Test data – be careful what you ask for

Test data – be careful what you ask for

August 19, 2020 Off By David

By Nynke Hogeveen

When you ask for soda, you might get Fanta even though you prefer Coca-Cola. You don’t get exactly what you wanted, but you got soda – right? This is the same with test data. Initially testers or QA engineers may request ‘just 100 rows of test data’ to test an application. But later on they come across a data related defect because the data does not contain the edge case they were supposedly proving. So the whole thing was a waste of their test time. They needed Coca-Cola, not ‘just soda’. If they had asked for Coca-Cola right away, they all would have saved their selves a lot of time. In short: data related defects are a waste of your test time! It’s time to end this waste of time once and for all.

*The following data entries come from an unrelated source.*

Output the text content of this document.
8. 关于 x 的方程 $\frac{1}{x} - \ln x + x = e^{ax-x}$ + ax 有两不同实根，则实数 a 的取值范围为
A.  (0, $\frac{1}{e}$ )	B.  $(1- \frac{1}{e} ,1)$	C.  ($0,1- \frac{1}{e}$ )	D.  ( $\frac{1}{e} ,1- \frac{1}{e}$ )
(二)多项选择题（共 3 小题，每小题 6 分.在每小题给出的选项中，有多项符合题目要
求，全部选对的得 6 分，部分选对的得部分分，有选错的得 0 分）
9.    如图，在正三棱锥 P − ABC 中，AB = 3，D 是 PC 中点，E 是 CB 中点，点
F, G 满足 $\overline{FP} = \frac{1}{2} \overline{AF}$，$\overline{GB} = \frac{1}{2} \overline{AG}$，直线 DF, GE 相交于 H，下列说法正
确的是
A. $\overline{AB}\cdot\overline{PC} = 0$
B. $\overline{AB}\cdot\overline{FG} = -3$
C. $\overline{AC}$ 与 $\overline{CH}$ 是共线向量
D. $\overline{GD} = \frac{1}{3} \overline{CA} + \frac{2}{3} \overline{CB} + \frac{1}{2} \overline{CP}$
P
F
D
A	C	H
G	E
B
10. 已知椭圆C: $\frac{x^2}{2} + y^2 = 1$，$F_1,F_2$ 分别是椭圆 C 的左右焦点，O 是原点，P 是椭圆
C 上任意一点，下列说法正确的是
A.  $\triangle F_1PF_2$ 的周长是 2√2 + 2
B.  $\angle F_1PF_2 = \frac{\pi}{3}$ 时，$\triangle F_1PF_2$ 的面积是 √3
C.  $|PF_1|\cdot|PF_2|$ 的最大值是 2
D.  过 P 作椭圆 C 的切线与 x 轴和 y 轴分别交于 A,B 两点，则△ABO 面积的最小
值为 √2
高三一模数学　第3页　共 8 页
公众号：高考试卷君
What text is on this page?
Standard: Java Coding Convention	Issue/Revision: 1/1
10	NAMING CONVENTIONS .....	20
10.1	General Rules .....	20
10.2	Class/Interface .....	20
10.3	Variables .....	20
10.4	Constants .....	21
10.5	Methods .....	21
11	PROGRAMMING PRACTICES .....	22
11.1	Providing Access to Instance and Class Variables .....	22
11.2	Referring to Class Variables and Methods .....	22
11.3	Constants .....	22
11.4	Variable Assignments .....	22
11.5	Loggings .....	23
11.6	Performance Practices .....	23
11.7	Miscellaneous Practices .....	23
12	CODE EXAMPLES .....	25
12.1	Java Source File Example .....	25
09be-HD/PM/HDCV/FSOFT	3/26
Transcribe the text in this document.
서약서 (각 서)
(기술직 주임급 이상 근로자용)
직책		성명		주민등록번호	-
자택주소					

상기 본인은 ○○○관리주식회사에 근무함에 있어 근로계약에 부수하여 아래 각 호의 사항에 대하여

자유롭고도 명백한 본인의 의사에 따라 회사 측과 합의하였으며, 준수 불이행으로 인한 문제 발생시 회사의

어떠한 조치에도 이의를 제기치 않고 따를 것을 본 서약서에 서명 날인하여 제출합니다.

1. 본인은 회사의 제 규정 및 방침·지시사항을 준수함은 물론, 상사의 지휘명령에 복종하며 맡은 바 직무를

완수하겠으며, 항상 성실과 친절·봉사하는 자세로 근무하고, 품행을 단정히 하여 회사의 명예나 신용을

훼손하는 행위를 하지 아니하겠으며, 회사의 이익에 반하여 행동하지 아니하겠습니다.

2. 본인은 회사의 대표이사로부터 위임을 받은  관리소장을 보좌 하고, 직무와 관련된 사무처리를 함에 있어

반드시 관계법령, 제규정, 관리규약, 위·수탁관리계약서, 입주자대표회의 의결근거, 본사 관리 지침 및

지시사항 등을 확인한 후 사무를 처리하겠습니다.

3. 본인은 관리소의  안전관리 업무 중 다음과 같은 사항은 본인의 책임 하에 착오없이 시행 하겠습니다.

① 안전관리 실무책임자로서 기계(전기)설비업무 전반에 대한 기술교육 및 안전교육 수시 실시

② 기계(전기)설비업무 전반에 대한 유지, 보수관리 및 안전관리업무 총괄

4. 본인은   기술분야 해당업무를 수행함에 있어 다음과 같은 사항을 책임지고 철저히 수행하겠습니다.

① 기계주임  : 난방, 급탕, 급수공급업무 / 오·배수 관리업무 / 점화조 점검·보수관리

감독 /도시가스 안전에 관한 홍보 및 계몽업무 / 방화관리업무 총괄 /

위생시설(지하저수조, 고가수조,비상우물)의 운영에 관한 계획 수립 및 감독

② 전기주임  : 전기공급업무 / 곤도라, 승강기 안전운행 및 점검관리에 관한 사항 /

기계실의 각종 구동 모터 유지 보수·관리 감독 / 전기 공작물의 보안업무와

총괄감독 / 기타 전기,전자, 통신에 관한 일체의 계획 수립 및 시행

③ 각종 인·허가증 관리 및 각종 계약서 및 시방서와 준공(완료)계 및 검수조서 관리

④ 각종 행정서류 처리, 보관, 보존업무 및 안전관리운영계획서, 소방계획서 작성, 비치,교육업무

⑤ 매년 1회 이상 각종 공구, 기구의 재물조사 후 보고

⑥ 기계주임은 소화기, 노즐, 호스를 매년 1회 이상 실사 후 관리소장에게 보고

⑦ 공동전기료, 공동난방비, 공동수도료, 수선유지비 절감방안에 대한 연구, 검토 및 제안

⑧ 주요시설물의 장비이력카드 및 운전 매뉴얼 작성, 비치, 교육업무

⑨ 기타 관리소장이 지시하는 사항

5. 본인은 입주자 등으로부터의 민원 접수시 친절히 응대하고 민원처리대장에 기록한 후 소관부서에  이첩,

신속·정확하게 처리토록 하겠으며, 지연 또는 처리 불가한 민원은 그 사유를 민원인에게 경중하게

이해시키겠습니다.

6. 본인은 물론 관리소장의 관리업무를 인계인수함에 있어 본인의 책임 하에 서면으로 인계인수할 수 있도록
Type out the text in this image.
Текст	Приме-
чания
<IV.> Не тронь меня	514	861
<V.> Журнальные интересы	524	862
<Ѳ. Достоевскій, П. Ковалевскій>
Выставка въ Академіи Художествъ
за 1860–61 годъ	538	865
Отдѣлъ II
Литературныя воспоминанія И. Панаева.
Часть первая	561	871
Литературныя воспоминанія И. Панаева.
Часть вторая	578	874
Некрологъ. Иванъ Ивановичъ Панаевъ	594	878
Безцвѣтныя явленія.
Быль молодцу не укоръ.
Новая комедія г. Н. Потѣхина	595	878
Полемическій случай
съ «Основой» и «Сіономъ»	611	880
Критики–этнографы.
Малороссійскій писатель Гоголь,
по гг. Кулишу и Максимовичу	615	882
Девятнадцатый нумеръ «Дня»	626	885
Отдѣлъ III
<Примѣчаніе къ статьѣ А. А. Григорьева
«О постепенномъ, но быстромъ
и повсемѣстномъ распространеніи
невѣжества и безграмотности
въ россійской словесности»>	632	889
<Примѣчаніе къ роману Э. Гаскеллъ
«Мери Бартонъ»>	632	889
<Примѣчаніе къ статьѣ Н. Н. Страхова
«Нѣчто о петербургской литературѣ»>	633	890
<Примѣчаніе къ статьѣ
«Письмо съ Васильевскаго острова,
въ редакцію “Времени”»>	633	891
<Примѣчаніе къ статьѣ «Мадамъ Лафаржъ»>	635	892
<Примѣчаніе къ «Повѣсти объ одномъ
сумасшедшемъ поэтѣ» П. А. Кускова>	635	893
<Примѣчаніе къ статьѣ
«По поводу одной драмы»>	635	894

“Data related defects are a waste of your test time!”

Production-quality test data is key

Just getting 100 rows of generic data for your test is easy. But it will not give you a proper test result. That’s why testers prefer production-quality test data above all since it offers the most reliable test results. But how do you do that? You cannot just give them copies of production of course. Firstly, this data contains privacy sensitive information and secondly, you would get a huge storage problem. Imagine giving every dev, QA or test team a copy of 5 TB production data… Although using copies of production data for testing purposes is still common, it is also one of the biggest bottlenecks in testing processes. The privacy sensitiveness of the data and the total size cause, in most cases, a lot of trouble.

Test data as an accelerator

Instead of test data being a bottleneck in testing (containing privacy sensitive data and causing storage problems), it could (and should!) be an accelerator. When your test database is representative and quickly available (preferably automated), it will help speed up your testing processes (and the entire software development process). The key consideration in this is how to anonymize the database in a credible, usable manner and how to make it quickly available. The picture below shows that after masking and deploying the first database (Test Data Master), it can act as a source for subsequent copies within the lower environments.

But for test data as an accelerator, you can’t have full copies for QA and DEV. You need small data sets containing the specifically required test cases: you need a subset of the Test Data Master. After all, smaller databases (subsets) reduce testing time by their very nature. They lend themselves to fast refreshes and they are easily adapted to evolving test data requirements.

We may assume that testers have a good understanding of the test data (cases) they need in a particular subset. If not, do they have the knowledge and ability to prove the system they have to test? But creating a subset is more than just picking some test cases out of production. The subsets need to be referential intact, meaning that all related data in other tables, databases and systems is present as well. It is impossible to do this manually, so you’ll need a subset tool to do it for you.

“We may assume that testers have a good understanding of the test data they need. If not, do they have the knowledge and ability to prove the system they have to test?”

Conclusion

Be careful when you ask or get asked for ‘just some generic data’ for testing. It seems like an easy way for some quick testing but typically it results in data related defects, which are a pure waste of your time. Instead, start the conversation about how you’re able to use test data as an accelerator instead of it being a bottleneck. Creating (masked) subsets of test data will save you a lot of time and money, which you can spend on more useful work and improving your products and processes even more.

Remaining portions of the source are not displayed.